Thermodynamic entropy and information-theoretic entropy are really only related in so far as they have the same name. And where did you get the idea that entropy is a form of energy?

Well, there is a sort of deeper connection when you move to statistical mechanics as an “underlying theory” of thermodynamics. Remember that thermodynamics is to statistical mechanics as Newtonian gravitation is to Einsteinian.

Anyhow, given a configuration space and a Heyting lattice (I don’t think it needs to be boolean) of measurable subsets you can ask “what is the probability that the system is in this subset of the configuration space?” and work up a statistical theory which implies thermodynamics.

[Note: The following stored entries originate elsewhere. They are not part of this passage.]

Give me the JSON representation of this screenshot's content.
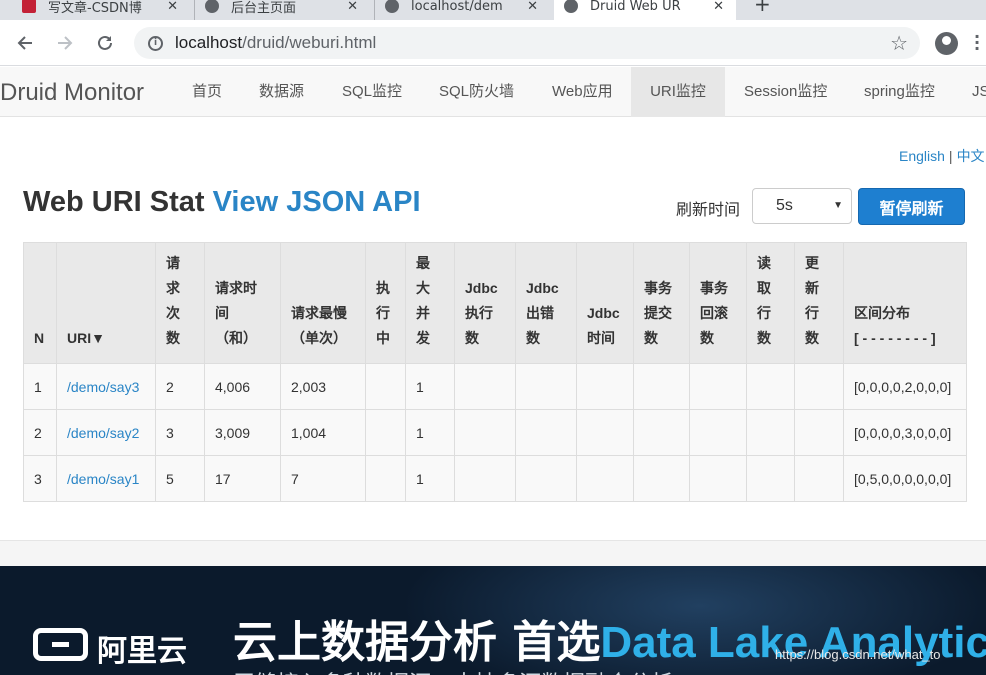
{
  "browser": {
    "tabs": [
      {
        "label": "写文章-CSDN博",
        "icon": "csdn-icon"
      },
      {
        "label": "后台主页面",
        "icon": "globe-icon"
      },
      {
        "label": "localhost/dem",
        "icon": "globe-icon"
      },
      {
        "label": "Druid Web UR",
        "icon": "globe-icon"
      }
    ],
    "close_glyph": "✕",
    "newtab_glyph": "+",
    "url_host": "localhost",
    "url_path": "/druid/weburi.html"
  },
  "nav": {
    "brand": "Druid Monitor",
    "items": [
      "首页",
      "数据源",
      "SQL监控",
      "SQL防火墙",
      "Web应用",
      "URI监控",
      "Session监控",
      "spring监控",
      "JS"
    ],
    "active_index": 5
  },
  "lang": {
    "english": "English",
    "sep": "|",
    "chinese": "中文"
  },
  "title": {
    "main": "Web URI Stat",
    "api": "View JSON API"
  },
  "refresh": {
    "label": "刷新时间",
    "selected": "5s",
    "pause_label": "暂停刷新"
  },
  "table": {
    "headers": [
      [
        "N"
      ],
      [
        "URI▼"
      ],
      [
        "请",
        "求",
        "次",
        "数"
      ],
      [
        "请求时",
        "间",
        "（和）"
      ],
      [
        "请求最慢",
        "（单次）"
      ],
      [
        "执",
        "行",
        "中"
      ],
      [
        "最",
        "大",
        "并",
        "发"
      ],
      [
        "Jdbc",
        "执行",
        "数"
      ],
      [
        "Jdbc",
        "出错",
        "数"
      ],
      [
        "Jdbc",
        "时间"
      ],
      [
        "事务",
        "提交",
        "数"
      ],
      [
        "事务",
        "回滚",
        "数"
      ],
      [
        "读",
        "取",
        "行",
        "数"
      ],
      [
        "更",
        "新",
        "行",
        "数"
      ],
      [
        "区间分布",
        "[ - - - - - - - - ]"
      ]
    ],
    "rows": [
      [
        "1",
        "/demo/say3",
        "2",
        "4,006",
        "2,003",
        "",
        "1",
        "",
        "",
        "",
        "",
        "",
        "",
        "",
        "[0,0,0,0,2,0,0,0]"
      ],
      [
        "2",
        "/demo/say2",
        "3",
        "3,009",
        "1,004",
        "",
        "1",
        "",
        "",
        "",
        "",
        "",
        "",
        "",
        "[0,0,0,0,3,0,0,0]"
      ],
      [
        "3",
        "/demo/say1",
        "5",
        "17",
        "7",
        "",
        "1",
        "",
        "",
        "",
        "",
        "",
        "",
        "",
        "[0,5,0,0,0,0,0,0]"
      ]
    ]
  },
  "banner": {
    "logo_text": "阿里云",
    "title_cn": "云上数据分析 首选",
    "title_en": "Data Lake Analytics",
    "subtitle": "无缝接入多种数据源，支持多源数据融合分析"
  },
  "watermark": "https://blog.csdn.net/what_to"
}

Now, information theory (in the Shannon sense) is really about statistics and Shannon’s entropy is about the “lack of information” before an observation is made. The two aren’t the same, but they’re not totally unrelated.

But, yes: entropy isn’t energy, and that’s where it goes downhill.

Sorry, T delta S is energy.

Did they ever satisfactorily get around the “entropy is in the eye of the beholder” problem? I thought that one definition used by information theory was the “data compression” standard: a low entropy state is a state that can be exactly specified by a very compressed algorithm. So for a hard drive for example “all zeros” or “all ones” is a heck of a lot shorter than spelling out a 10^9 string of digits. Or am I misunderstanding?